Palm oil, rice, sugar, and salt see reduced duties as government moves to ease inflation pressures and align trade policy with ECOWAS framework

The Federal Government has reduced import tariffs on crude palm oil to 28.75 percent from 35 percent, marking a 17 percent adjustment under the new Fiscal Policy Measures. Tariffs on essential food items such as raw cane sugar, bulk rice, and refined salt for human consumption have also been revised downward.

The changes are part of the approved 2026 Fiscal Policy Measures (FPM) outlined in a circular dated 1 April 2026 and signed by Wale Edun, Minister of Finance and Coordinating Minister of the Economy. The document replaces the 2023 framework and introduces a national list of 127 tariff lines with reduced import duty rates, positioned as part of a broader push to stimulate growth in key sectors of the economy.

On paper, it is as simple as lowering trade barriers, easing pressure on imports, and gradually stabilising food-related supply chains. But in Nigeria’s current economic climate, policy announcements rarely exist in isolation. They enter a system already shaped by high inflation, currency pressure, and volatile food prices that often move faster than official adjustments.

According to the policy document, the import adjustment tax on commodities such as crude palm oil has been revised downward in line with efforts to align Nigeria’s trade structure with the ECOWAS Common External Tariff framework. Yet, the real question in economic conversations is less about alignment and more about transmission: how quickly, and how effectively, do these reductions reach the final consumer?

Beyond palm oil, several staple imports have seen notable adjustments. Bulk rice, a major household staple, now attracts a 47.5 percent duty, down from 70 per cent, while broken rice has been reduced to 30 per cent from 70 percent. Wheat or meslin flour remains at 70 per cent, margarine at 40 per cent, and refined salt for human consumption at 55 per cent.

Raw cane sugar has also been adjusted across categories, now ranging between 55 percent and 57.5 percent, compared to the previous 70 percent structure.

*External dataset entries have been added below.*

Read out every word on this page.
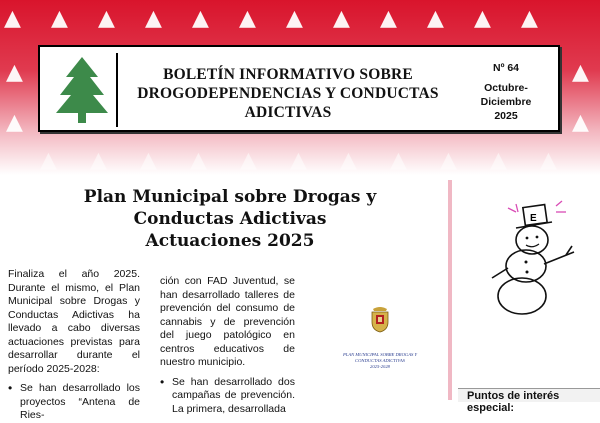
▲ ▲ ▲ ▲ ▲ ▲ ▲ ▲ ▲ ▲ ▲ ▲
▲
▲
▲
▲
▲ ▲ ▲ ▲ ▲ ▲ ▲ ▲ ▲ ▲ ▲
BOLETÍN INFORMATIVO SOBRE
DROGODEPENDENCIAS Y CONDUCTAS ADICTIVAS
Nº 64
Octubre-Diciembre
2025
Plan Municipal sobre Drogas y
Conductas Adictivas
Actuaciones 2025

Finaliza el año 2025. Durante el mismo, el Plan Municipal sobre Drogas y Conductas Adictivas ha llevado a cabo diversas actuaciones previstas para desarrollar durante el período 2025-2028:

• Se han desarrollado los proyectos “Antena de Ries-

ción con FAD Juventud, se han desarrollado talleres de prevención del consumo de cannabis y de prevención del juego patológico en centros educativos de nuestro municipio.

• Se han desarrollado dos campañas de prevención. La primera, desarrollada

PLAN MUNICIPAL SOBRE DROGAS Y
CONDUCTAS ADICTIVAS
2025-2028
E
Puntos de interés especial:
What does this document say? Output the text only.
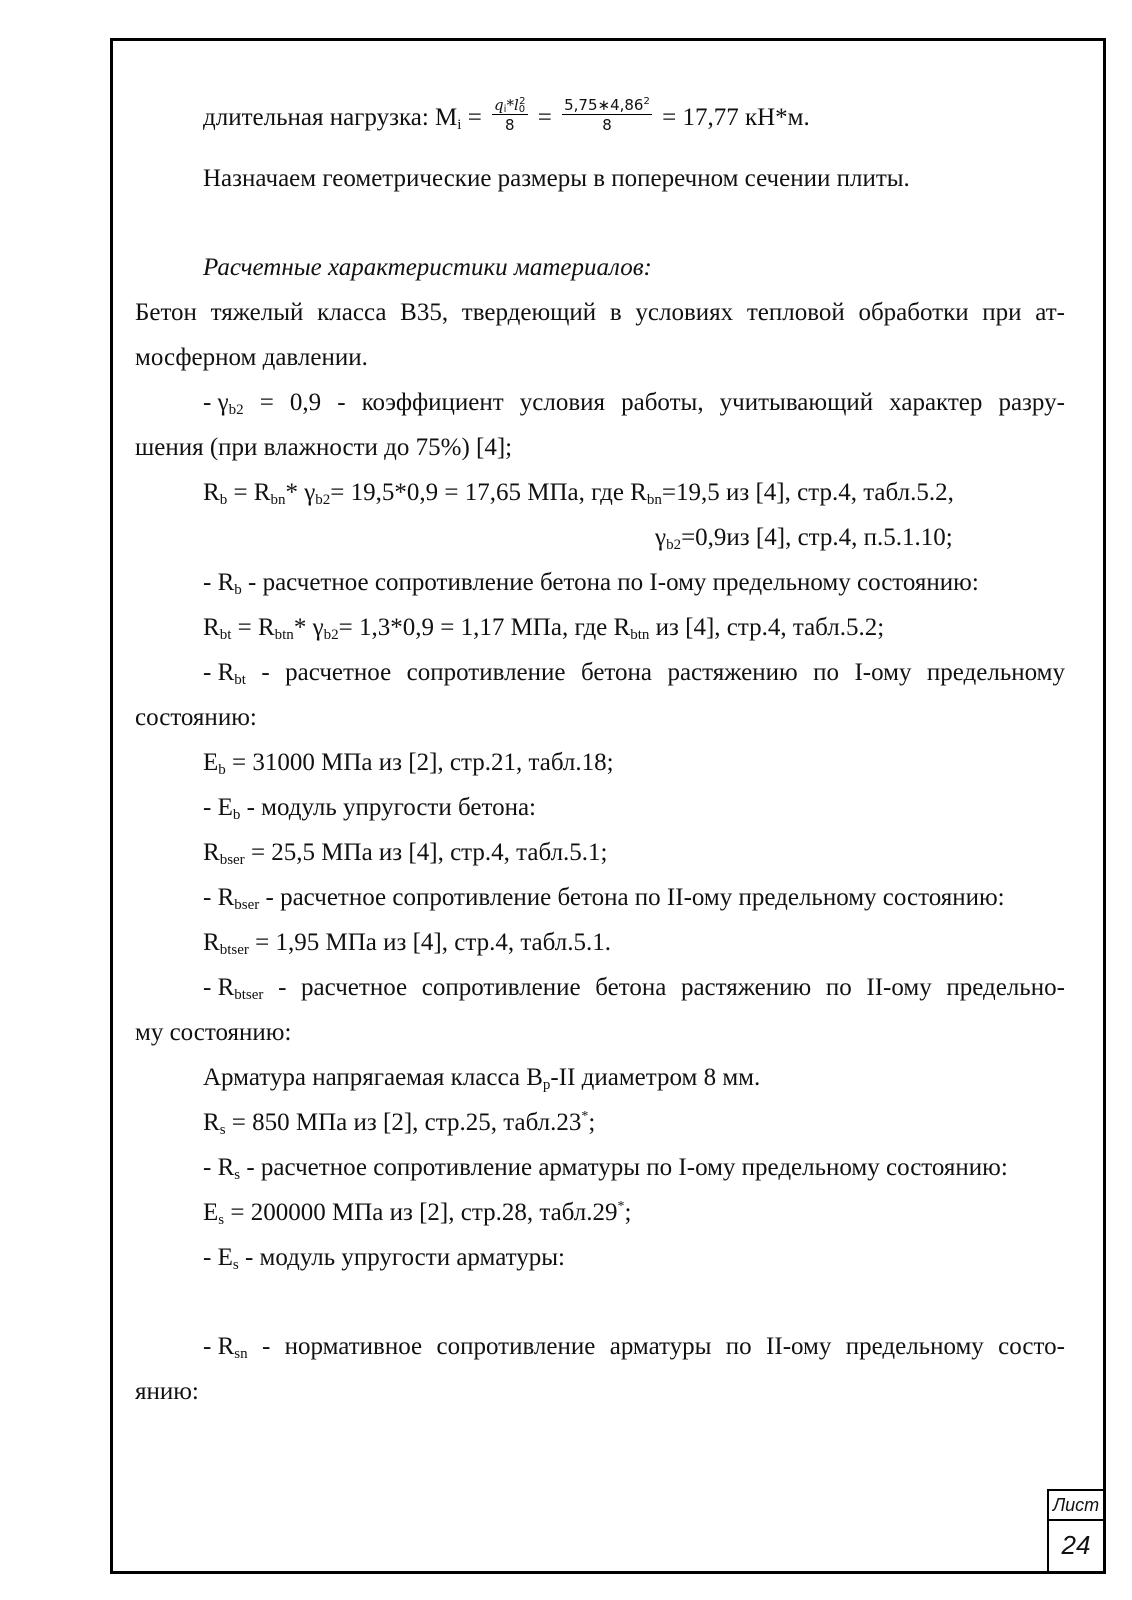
длительная нагрузка: $M_i = \frac{q_i*l_0^2}{8} = \frac{5,75∗4,86^2}{8} = 17,77$ кН*м.
Назначаем геометрические размеры в поперечном сечении плиты.
Расчетные характеристики материалов:
Бетон тяжелый класса В35, твердеющий в условиях тепловой обработки при ат-
мосферном давлении.
- $\gamma_{b2} = 0,9$ - коэффициент условия работы, учитывающий характер разру-
шения (при влажности до 75%) [4];
$R_b = R_{bn}*$ $\gamma_{b2}= 19,5*0,9 = 17,65$ МПа, где $R_{bn}=19,5$ из [4], стр.4, табл.5.2,
$\gamma_{b2}=0,9из$ [4], стр.4, п.5.1.10;
- $R_b$ - расчетное сопротивление бетона по I-ому предельному состоянию:
$R_{bt} = R_{btn}*$ $\gamma_{b2}= 1,3*0,9 = 1,17$ МПа, где $R_{btn}$ из [4], стр.4, табл.5.2;
- $R_{bt}$ - расчетное сопротивление бетона растяжению по I-ому предельному
состоянию:
$E_b = 31000$ МПа из [2], стр.21, табл.18;
- $E_b$ - модуль упругости бетона:
$R_{bser} = 25,5$ МПа из [4], стр.4, табл.5.1;
- $R_{bser}$ - расчетное сопротивление бетона по II-ому предельному состоянию:
$R_{btser} = 1,95$ МПа из [4], стр.4, табл.5.1.
- $R_{btser}$ - расчетное сопротивление бетона растяжению по II-ому предельно-
му состоянию:
Арматура напрягаемая класса $В_р-II$ диаметром 8 мм.
$R_s = 850$ МПа из [2], стр.25, табл.23*;
- $R_s$ - расчетное сопротивление арматуры по I-ому предельному состоянию:
$E_s = 200000$ МПа из [2], стр.28, табл.29*;
- $E_s$ - модуль упругости арматуры:
- $R_{sn}$ - нормативное сопротивление арматуры по II-ому предельному состо-
янию:
Лист
24
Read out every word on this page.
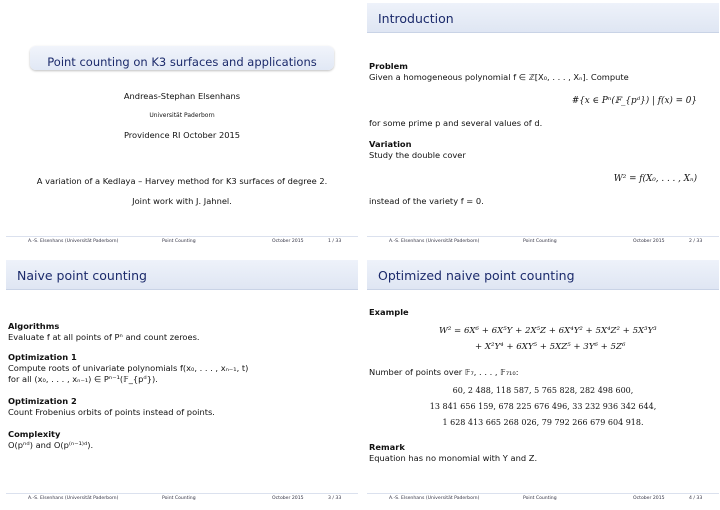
$_{Point counting on K3 surfaces and applications}$
Andreas-Stephan Elsenhans
Universität Paderborn
Providence RI October 2015
A variation of a Kedlaya – Harvey method for K3 surfaces of degree 2.
Joint work with J. Jahnel.
A.-S. Elsenhans (Universität Paderborn)	Point Counting	October 2015	1 / 33
Introduction
Problem
Given a homogeneous polynomial f ∈ ℤ[X₀, . . . , Xₙ]. Compute
#{x ∈ Pⁿ(𝔽_{pᵈ}) | f(x) = 0}
for some prime p and several values of d.
Variation
Study the double cover
W² = f(X₀, . . . , Xₙ)
instead of the variety f = 0.
A.-S. Elsenhans (Universität Paderborn)	Point Counting	October 2015	2 / 33
Naive point counting
Algorithms
Evaluate f at all points of Pⁿ and count zeroes.
Optimization 1
Compute roots of univariate polynomials f(x₀, . . . , xₙ₋₁, t)
for all (x₀, . . . , xₙ₋₁) ∈ Pⁿ⁻¹(𝔽_{pᵈ}).
Optimization 2
Count Frobenius orbits of points instead of points.
Complexity
O(pⁿᵈ) and O(p⁽ⁿ⁻¹⁾ᵈ).
A.-S. Elsenhans (Universität Paderborn)	Point Counting	October 2015	3 / 33
Optimized naive point counting
Example
W² = 6X⁶ + 6X⁵Y + 2X⁵Z + 6X⁴Y² + 5X⁴Z² + 5X³Y³
+ X²Y⁴ + 6XY⁵ + 5XZ⁵ + 3Y⁶ + 5Z⁶
Number of points over 𝔽₇, . . . , 𝔽₇₁₀:
60, 2 488, 118 587, 5 765 828, 282 498 600,
13 841 656 159, 678 225 676 496, 33 232 936 342 644,
1 628 413 665 268 026, 79 792 266 679 604 918.
Remark
Equation has no monomial with Y and Z.
A.-S. Elsenhans (Universität Paderborn)	Point Counting	October 2015	4 / 33
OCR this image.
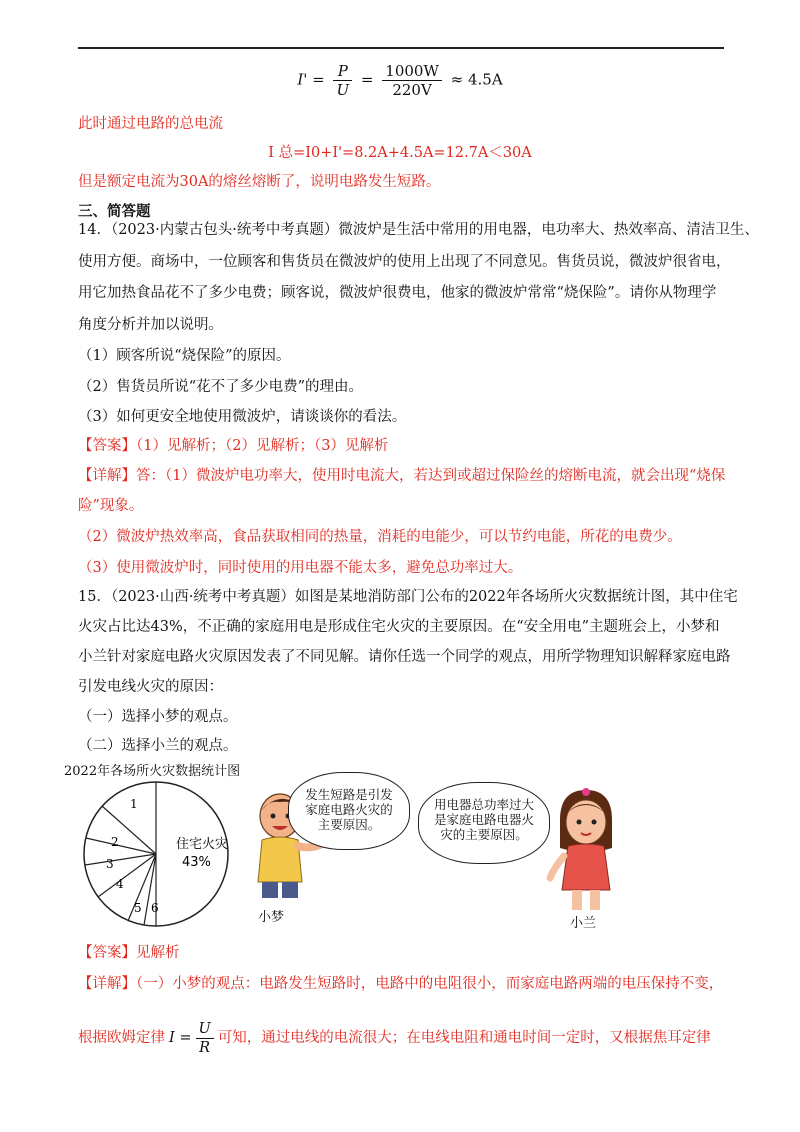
$I' = \frac{P}{U} = \frac{1000W}{220V} \approx 4.5A$
此时通过电路的总电流
I 总=I0+I'=8.2A+4.5A=12.7A＜30A
但是额定电流为30A的熔丝熔断了，说明电路发生短路。
三、简答题
14．（2023·内蒙古包头·统考中考真题）微波炉是生活中常用的用电器，电功率大、热效率高、清洁卫生、
使用方便。商场中，一位顾客和售货员在微波炉的使用上出现了不同意见。售货员说，微波炉很省电，
用它加热食品花不了多少电费；顾客说，微波炉很费电，他家的微波炉常常“烧保险”。请你从物理学
角度分析并加以说明。
（1）顾客所说“烧保险”的原因。
（2）售货员所说“花不了多少电费”的理由。
（3）如何更安全地使用微波炉，请谈谈你的看法。
【答案】（1）见解析；（2）见解析；（3）见解析
【详解】答：（1）微波炉电功率大，使用时电流大，若达到或超过保险丝的熔断电流，就会出现“烧保
险”现象。
（2）微波炉热效率高，食品获取相同的热量，消耗的电能少，可以节约电能，所花的电费少。
（3）使用微波炉时，同时使用的用电器不能太多，避免总功率过大。
15．（2023·山西·统考中考真题）如图是某地消防部门公布的2022年各场所火灾数据统计图，其中住宅
火灾占比达43%，不正确的家庭用电是形成住宅火灾的主要原因。在“安全用电”主题班会上，小梦和
小兰针对家庭电路火灾原因发表了不同见解。请你任选一个同学的观点，用所学物理知识解释家庭电路
引发电线火灾的原因：
（一）选择小梦的观点。
（二）选择小兰的观点。
2022年各场所火灾数据统计图
住宅火灾
43%
1
2
3
4
5 6
发生短路是引发
家庭电路火灾的
主要原因。
小梦
用电器总功率过大
是家庭电路电器火
灾的主要原因。
小兰
【答案】见解析
【详解】（一）小梦的观点：电路发生短路时，电路中的电阻很小，而家庭电路两端的电压保持不变，
根据欧姆定律 $I = \frac{U}{R}$ 可知，通过电线的电流很大；在电线电阻和通电时间一定时，又根据焦耳定律
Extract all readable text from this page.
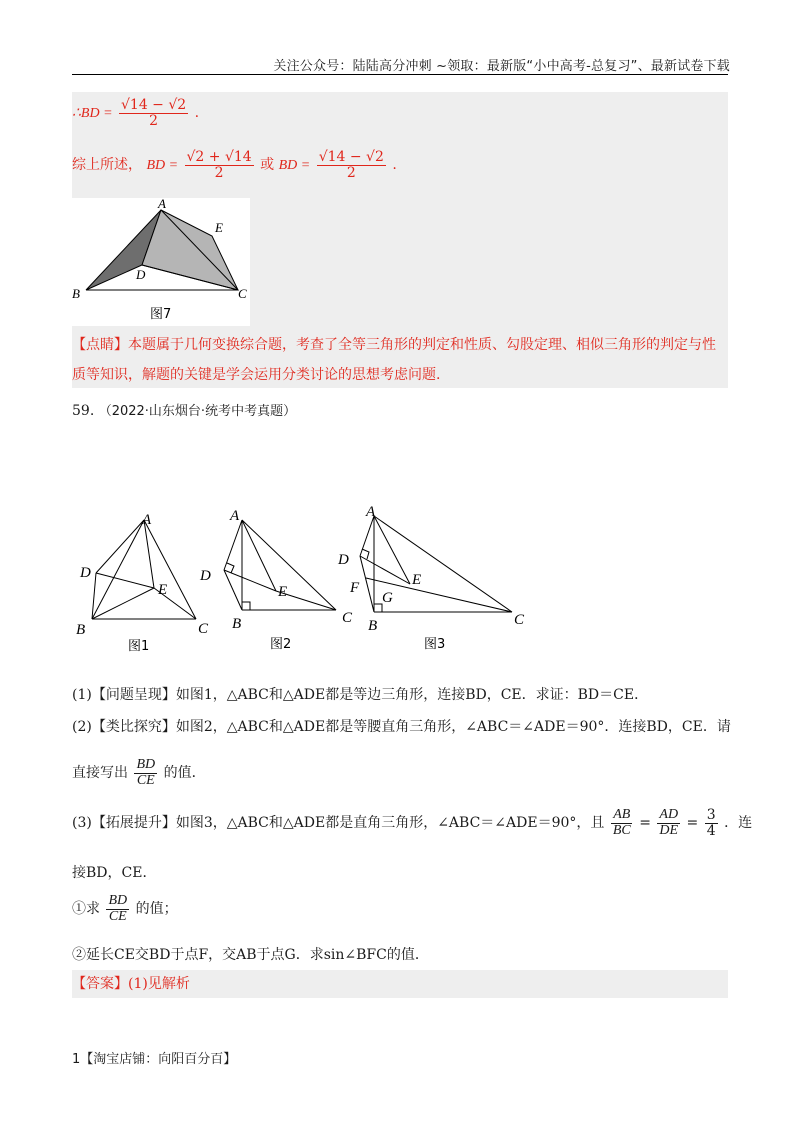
关注公众号：陆陆高分冲刺 ~领取：最新版“小中高考-总复习”、最新试卷下载
∴BD = $\frac{√14 - √2}{2}$ .
综上所述， BD = $\frac{√2 + √14}{2}$ 或 BD = $\frac{√14 - √2}{2}$ .
A
B	C
D
E
图7
【点睛】本题属于几何变换综合题，考查了全等三角形的判定和性质、勾股定理、相似三角形的判定与性质等知识，解题的关键是学会运用分类讨论的思想考虑问题.
59. （2022·山东烟台·统考中考真题）
A
B	C
D
E
图1
A
B	C
D
E
图2
A
B	C
D
E
F
G
图3
(1)【问题呈现】如图1，△ABC和△ADE都是等边三角形，连接BD，CE．求证：BD＝CE．
(2)【类比探究】如图2，△ABC和△ADE都是等腰直角三角形，∠ABC＝∠ADE＝90°．连接BD，CE．请
直接写出 $\frac{BD}{CE}$ 的值．
(3)【拓展提升】如图3，△ABC和△ADE都是直角三角形，∠ABC＝∠ADE＝90°，且 $\frac{AB}{BC} = \frac{AD}{DE} = \frac{3}{4}$ ．连
接BD，CE．
①求 $\frac{BD}{CE}$ 的值；
②延长CE交BD于点F，交AB于点G．求sin∠BFC的值．
【答案】(1)见解析
1【淘宝店铺：向阳百分百】
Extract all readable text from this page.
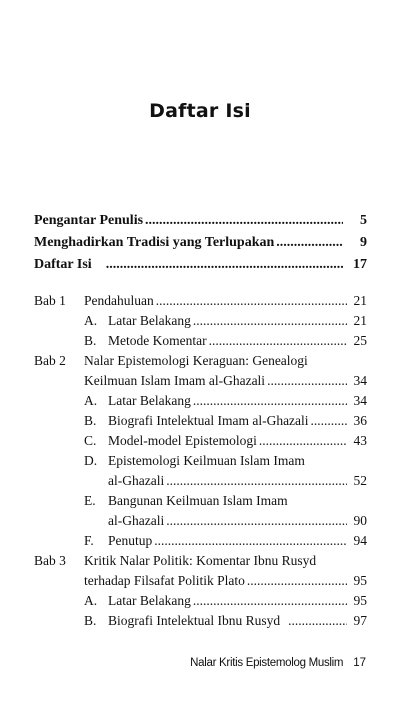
Daftar Isi
Pengantar Penulis .....	5
Menghadirkan Tradisi yang Terlupakan .....	9
Daftar Isi .....	17
Bab 1 Pendahuluan .....	21
A. Latar Belakang .....	21
B. Metode Komentar .....	25
Bab 2 Nalar Epistemologi Keraguan: Genealogi
Keilmuan Islam Imam al-Ghazali .....	34
A. Latar Belakang .....	34
B. Biografi Intelektual Imam al-Ghazali .....	36
C. Model-model Epistemologi .....	43
D. Epistemologi Keilmuan Islam Imam
al-Ghazali .....	52
E. Bangunan Keilmuan Islam Imam
al-Ghazali .....	90
F. Penutup .....	94
Bab 3 Kritik Nalar Politik: Komentar Ibnu Rusyd
terhadap Filsafat Politik Plato .....	95
A. Latar Belakang .....	95
B. Biografi Intelektual Ibnu Rusyd .....	97
Nalar Kritis Epistemolog Muslim 17
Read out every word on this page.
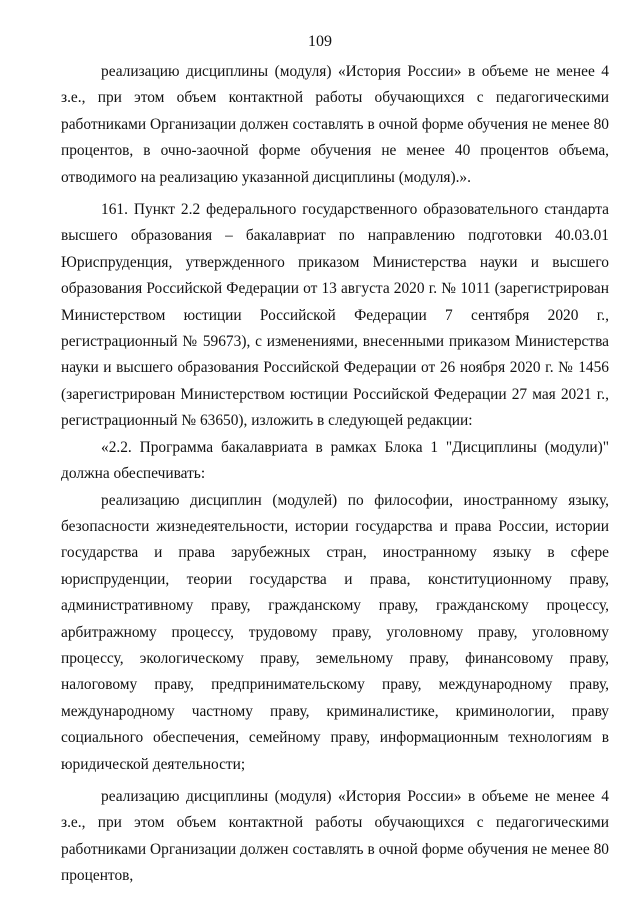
109

реализацию дисциплины (модуля) «История России» в объеме не менее 4 з.е., при этом объем контактной работы обучающихся с педагогическими работниками Организации должен составлять в очной форме обучения не менее 80 процентов, в очно-заочной форме обучения не менее 40 процентов объема, отводимого на реализацию указанной дисциплины (модуля).».

161. Пункт 2.2 федерального государственного образовательного стандарта высшего образования – бакалавриат по направлению подготовки 40.03.01 Юриспруденция, утвержденного приказом Министерства науки и высшего образования Российской Федерации от 13 августа 2020 г. № 1011 (зарегистрирован Министерством юстиции Российской Федерации 7 сентября 2020 г., регистрационный № 59673), с изменениями, внесенными приказом Министерства науки и высшего образования Российской Федерации от 26 ноября 2020 г. № 1456 (зарегистрирован Министерством юстиции Российской Федерации 27 мая 2021 г., регистрационный № 63650), изложить в следующей редакции:

«2.2. Программа бакалавриата в рамках Блока 1 "Дисциплины (модули)" должна обеспечивать:

реализацию дисциплин (модулей) по философии, иностранному языку, безопасности жизнедеятельности, истории государства и права России, истории государства и права зарубежных стран, иностранному языку в сфере юриспруденции, теории государства и права, конституционному праву, административному праву, гражданскому праву, гражданскому процессу, арбитражному процессу, трудовому праву, уголовному праву, уголовному процессу, экологическому праву, земельному праву, финансовому праву, налоговому праву, предпринимательскому праву, международному праву, международному частному праву, криминалистике, криминологии, праву социального обеспечения, семейному праву, информационным технологиям в юридической деятельности;

реализацию дисциплины (модуля) «История России» в объеме не менее 4 з.е., при этом объем контактной работы обучающихся с педагогическими работниками Организации должен составлять в очной форме обучения не менее 80 процентов,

On paper, these reductions suggest relief. In practice, Nigeria’s food pricing system is shaped by multiple layers beyond tariffs, including foreign exchange rates, transport costs, local distribution margins, and market inefficiencies.

Also Read: Nigeria’s poverty hits 63% despite easing inflation — World Bank

To ease transition, the government has granted a 90-day grace period for importers who opened Form M before 1 April, allowing them to clear goods at the old rates. It has also signalled new excise duties and a green tax surcharge scheduled to take effect from 1 July 2026, adding another layer of fiscal adjustment to the broader policy environment.

Economists note that the move could help ease inflationary pressures and support economic activity in the medium term. However, the impact on household budgets will depend on how quickly import cost savings translate into retail prices and whether structural bottlenecks in distribution allow those gains to reach consumers.

In other words, the policy signals direction, but the lived reality will be determined in markets, warehouses, and supply chains where pricing is ultimately decided.